🤖 AI Summary
Existing industrial 3D garment mesh textures suffer from insufficient diversity, while mainstream image-driven methods heavily rely on topology consistency and precise pose alignment, limiting both fidelity and flexibility. Method: We propose a novel paradigm for garment texture synthesis from non-isometric images: (i) constructing the first garment-specific 3D dynamic dataset enabling cross-pose texture learning; (ii) designing an uncertainty-guided iterative baking mechanism for robust multi-view texture fusion; and (iii) introducing Nano Banana—previously unexplored in garment editing—to bypass topological constraints. Our dual-branch feedforward network integrates physics-based simulation data, augmented by view selection and reweighting strategies to optimize texture-space alignment. Results: Experiments demonstrate high-fidelity, physically based rendering (PBR) texture generation under complex deformations and multi-pose configurations, significantly improving texture diversity and synthesis flexibility—achieving industrial-grade design standards.
📝 Abstract
Existing industrial 3D garment meshes already cover most real-world clothing geometries, yet their texture diversity remains limited. To acquire more realistic textures, generative methods are often used to extract Physically-based Rendering (PBR) textures and materials from large collections of wild images and project them back onto garment meshes. However, most image-conditioned texture generation approaches require strict topological consistency between the input image and the input 3D mesh, or rely on accurate mesh deformation to match to the image poses, which significantly constrains the texture generation quality and flexibility.

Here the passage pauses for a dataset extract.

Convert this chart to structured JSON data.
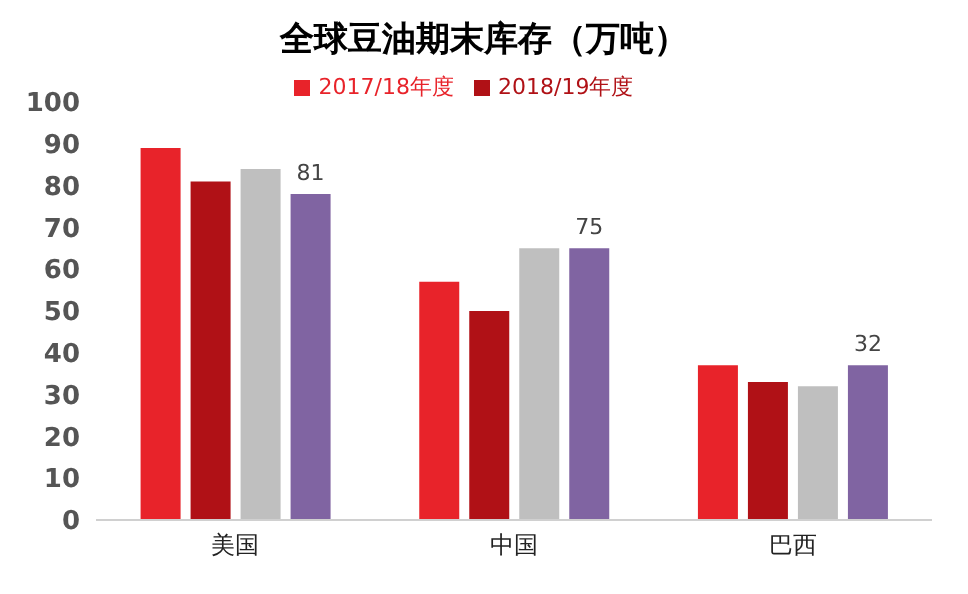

To address the challenging problem of non-isometric image-based garment texture generation, we construct 3D Garment Videos, a physically simulated, garment-centric dataset that provides consistent geometry and material supervision across diverse deformations, enabling robust cross-pose texture learning. We further employ Nano Banana for high-quality non-isometric image editing, achieving reliable cross-topology texture generation between non-isometric image-geometry pairs. Finally, we propose an iterative baking method via uncertainty-guided view selection and reweighting that fuses multi-view predictions into seamless, production-ready PBR textures. Through extensive experiments, we demonstrate that our feedforward dual-branch architecture generates versatile and spatially aligned PBR materials suitable for industry-level 3D garment design.